John Sullivan, a recruiting guru, laid out an enormous number of statistics around hiring failures. Here are some of the high points:
- “Within a year, hiring managers regret 50% of the hiring decisions they make.” – Recruiting Roundtable
- “46% overall hiring failure rate and a modest 19% great hire success rate.” – LeadershipIQ
- “Only 10% of attempts to hire a top performer are successful.” - Recruiting Roundtable
- “Nearly two-thirds of hiring managers come to regret their interview-based hiring decisions.” - DDI
- “Of all the ‘perfect resumes’ sent out by mystery shopper candidates, only 12% were actually scheduled for interviews.” – Hodes™ Healthcare
- “Nearly half of new executive hires quit or are fired within the first 18 months at a new employer.” – Corporate Leadership Council
So hiring is a crap shoot.
From the perspective of the people writing the pay checks, the odds are no better than flipping a coin that the next hire will feel right in retrospect. In the 2009 edition of an annual job satisfaction survey conducted for The Conference Board, only 45 percent of Americans said they were satisfied with their jobs, which is a marked drop from the more than 61 percent who said they were satisfied in 1987, the first year the survey was conducted.
It looks like both sides agree. The hiring process is kaput. You might notice that if both sides see a 50% failure rate, the odds are 1 in 4 that you and your boss will be satisfied with your next job.
Hiring ought to be seen as a process that just begins at the point where employment begins. Both employee and manager are faced with a period of getting acquainted and ought to have guidelines and support for making the relationship and the work, well, work.

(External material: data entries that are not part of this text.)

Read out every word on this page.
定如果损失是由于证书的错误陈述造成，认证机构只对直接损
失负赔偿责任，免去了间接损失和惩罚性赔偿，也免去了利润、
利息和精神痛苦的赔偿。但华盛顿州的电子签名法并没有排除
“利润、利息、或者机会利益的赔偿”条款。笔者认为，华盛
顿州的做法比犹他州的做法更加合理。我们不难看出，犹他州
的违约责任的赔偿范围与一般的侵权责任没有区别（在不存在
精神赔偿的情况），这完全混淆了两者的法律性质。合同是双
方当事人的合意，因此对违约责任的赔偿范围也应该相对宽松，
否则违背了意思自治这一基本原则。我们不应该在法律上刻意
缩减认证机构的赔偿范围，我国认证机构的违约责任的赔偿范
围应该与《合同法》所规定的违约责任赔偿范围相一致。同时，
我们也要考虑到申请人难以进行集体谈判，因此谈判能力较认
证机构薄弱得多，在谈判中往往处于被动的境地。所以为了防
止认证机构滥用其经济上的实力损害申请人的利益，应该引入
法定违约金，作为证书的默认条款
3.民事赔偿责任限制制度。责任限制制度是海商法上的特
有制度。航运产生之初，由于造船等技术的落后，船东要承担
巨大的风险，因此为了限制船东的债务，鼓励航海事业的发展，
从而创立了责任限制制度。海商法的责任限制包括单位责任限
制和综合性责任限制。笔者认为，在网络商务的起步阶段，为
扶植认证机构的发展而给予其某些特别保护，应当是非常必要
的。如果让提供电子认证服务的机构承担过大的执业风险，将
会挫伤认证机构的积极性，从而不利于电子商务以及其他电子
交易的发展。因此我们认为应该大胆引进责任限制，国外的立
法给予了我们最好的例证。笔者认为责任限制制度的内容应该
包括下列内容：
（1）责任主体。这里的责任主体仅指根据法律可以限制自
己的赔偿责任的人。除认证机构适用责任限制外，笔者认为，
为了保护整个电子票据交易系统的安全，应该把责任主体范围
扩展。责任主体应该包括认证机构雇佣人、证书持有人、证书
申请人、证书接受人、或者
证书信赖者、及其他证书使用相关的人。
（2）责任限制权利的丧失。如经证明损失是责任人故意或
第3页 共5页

Unfortunately, most recruiting stops just as the relationship is getting started.
There are a number of disciplines that might have an effect on these statistics after the hiring decision is made. On boarding, which is the process of attempting to ensure the success of a new hire, is increasingly well understood. Retention programs are becoming the object of serious quantitative analysis. These approaches will help but can’t undo the damage done by getting the wrong person into the job.
It is worth considering the fact that hiring failures make for recruiter job security. Under most circumstances, there is little incentive for a recruiter to care for or try to influence the success of a new hire. Just the opposite is true. Recruiters depend on high attrition rates as a part of their role in the company. If recruiters were constantly generating great hires, you’d need far fewer of them.